Posted On December 20th, 2014 Author Lia Rinaldo

Roasted Squash Soup Thai-Style

Relatively altered from here.

4 tablespoons olive oil
2 x 2lb squashes, peeled, seeded and diced into 1/2 inch pieces- any kind will do, I think
2 adobo peppers, chopped
2 large white onions, diced
5 carrots, peeled and diced
2 stalks celery, diced
2 cloves garlic
salt & pepper to taste
2 tablespoons red curry paste
1 tablespoon smoked paprika or, in my case, my Chilean go-to spice Merquén (I will do a post on how to make this soon-instead of coveting it for myself and using it on everything. Promise.)
1 quart chicken stock
2 (14 ounce) cans coconut milk
2 bay leaves

1. Cut squash crosswise into 1/2-inch thick slices; place on rimmed baking sheet. toss with olive oil, salt, pepper and spice (Merquén). Roast in 425°F (220°C) oven for 25 minutes or until tender.

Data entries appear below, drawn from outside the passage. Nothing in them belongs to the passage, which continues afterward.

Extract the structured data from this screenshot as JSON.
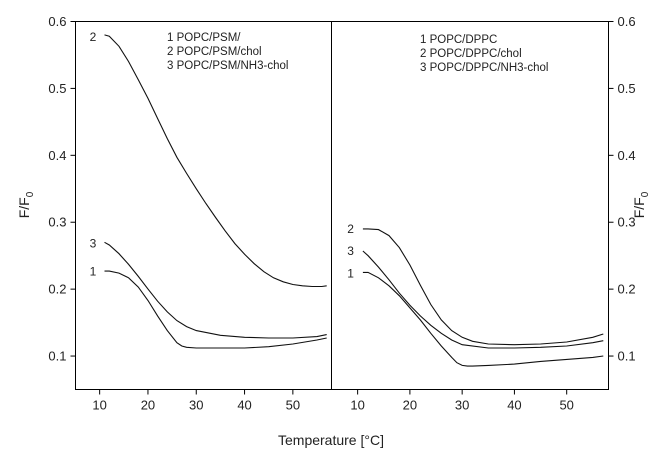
{
  "chart_data": {
    "type": "line",
    "xlabel": "Temperature [°C]",
    "ylabel": "F/F",
    "ylabel_subscript": "0",
    "xlim": [
      5,
      58
    ],
    "ylim": [
      0.05,
      0.6
    ],
    "xticks": [
      10,
      20,
      30,
      40,
      50
    ],
    "yticks": [
      0.1,
      0.2,
      0.3,
      0.4,
      0.5,
      0.6
    ],
    "panels": [
      {
        "legend": [
          "1 POPC/PSM/",
          "2 POPC/PSM/chol",
          "3 POPC/PSM/NH3-chol"
        ],
        "series": [
          {
            "label": "1",
            "x": [
              11,
              12,
              14,
              16,
              18,
              20,
              22,
              24,
              26,
              27,
              28,
              30,
              35,
              40,
              45,
              50,
              55,
              57
            ],
            "y": [
              0.227,
              0.227,
              0.224,
              0.217,
              0.203,
              0.183,
              0.16,
              0.138,
              0.12,
              0.115,
              0.113,
              0.112,
              0.112,
              0.112,
              0.114,
              0.118,
              0.124,
              0.127
            ]
          },
          {
            "label": "2",
            "x": [
              11,
              12,
              14,
              16,
              18,
              20,
              22,
              24,
              26,
              28,
              30,
              32,
              34,
              36,
              38,
              40,
              42,
              44,
              46,
              48,
              50,
              52,
              54,
              56,
              57
            ],
            "y": [
              0.58,
              0.578,
              0.563,
              0.54,
              0.513,
              0.485,
              0.455,
              0.425,
              0.397,
              0.373,
              0.35,
              0.328,
              0.307,
              0.287,
              0.268,
              0.252,
              0.238,
              0.226,
              0.217,
              0.211,
              0.207,
              0.205,
              0.204,
              0.204,
              0.205
            ]
          },
          {
            "label": "3",
            "x": [
              11,
              12,
              14,
              16,
              18,
              20,
              22,
              24,
              26,
              28,
              30,
              35,
              40,
              45,
              50,
              55,
              57
            ],
            "y": [
              0.27,
              0.266,
              0.253,
              0.237,
              0.219,
              0.2,
              0.182,
              0.166,
              0.153,
              0.144,
              0.138,
              0.131,
              0.128,
              0.127,
              0.127,
              0.129,
              0.132
            ]
          }
        ],
        "curve_labels": [
          {
            "text": "1",
            "x": 9.3,
            "y": 0.226
          },
          {
            "text": "2",
            "x": 9.3,
            "y": 0.577
          },
          {
            "text": "3",
            "x": 9.3,
            "y": 0.268
          }
        ]
      },
      {
        "legend": [
          "1 POPC/DPPC",
          "2 POPC/DPPC/chol",
          "3 POPC/DPPC/NH3-chol"
        ],
        "series": [
          {
            "label": "1",
            "x": [
              11,
              12,
              14,
              16,
              18,
              20,
              22,
              24,
              26,
              28,
              29,
              30,
              31,
              32,
              35,
              40,
              45,
              50,
              55,
              57
            ],
            "y": [
              0.225,
              0.225,
              0.217,
              0.205,
              0.19,
              0.172,
              0.154,
              0.134,
              0.115,
              0.098,
              0.09,
              0.086,
              0.085,
              0.085,
              0.086,
              0.088,
              0.092,
              0.095,
              0.098,
              0.1
            ]
          },
          {
            "label": "2",
            "x": [
              11,
              12,
              14,
              16,
              18,
              20,
              22,
              24,
              26,
              28,
              30,
              32,
              35,
              40,
              45,
              50,
              55,
              57
            ],
            "y": [
              0.29,
              0.29,
              0.289,
              0.28,
              0.262,
              0.236,
              0.206,
              0.177,
              0.154,
              0.138,
              0.128,
              0.122,
              0.118,
              0.117,
              0.118,
              0.121,
              0.128,
              0.133
            ]
          },
          {
            "label": "3",
            "x": [
              11,
              12,
              14,
              16,
              18,
              20,
              22,
              24,
              26,
              28,
              30,
              35,
              40,
              45,
              50,
              55,
              57
            ],
            "y": [
              0.257,
              0.25,
              0.233,
              0.214,
              0.194,
              0.176,
              0.16,
              0.146,
              0.134,
              0.124,
              0.117,
              0.112,
              0.112,
              0.113,
              0.115,
              0.12,
              0.123
            ]
          }
        ],
        "curve_labels": [
          {
            "text": "1",
            "x": 9.3,
            "y": 0.223
          },
          {
            "text": "2",
            "x": 9.3,
            "y": 0.29
          },
          {
            "text": "3",
            "x": 9.3,
            "y": 0.257
          }
        ]
      }
    ]
  }
}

2. Heat a large heavy-bottom pot over medium-high heat; add olive oil. Cook and stir adobo peppers in the hot oil for a minute or two to infuse the oil. Stir onion, carrots, celery, garlic, salt, and pepper and cook until onion is translucent, 10 to 15 minutes.

3. Stir curry paste and additional spice into chili-onion mixture until coated. Add butternut squash; cook and stir about 5 or so minutes. Pour chicken stock, water, and coconut milk into squash mixture; add bay leaves. Bring mixture to a boil, reduce heat, and simmer about 1 hour.

4. Pour squash mixture into a blender no more than half full. Cover and hold lid down; pulse a few times before leaving on to blend. Purée in batches until smooth. Reheat to serve. Garnish as you will.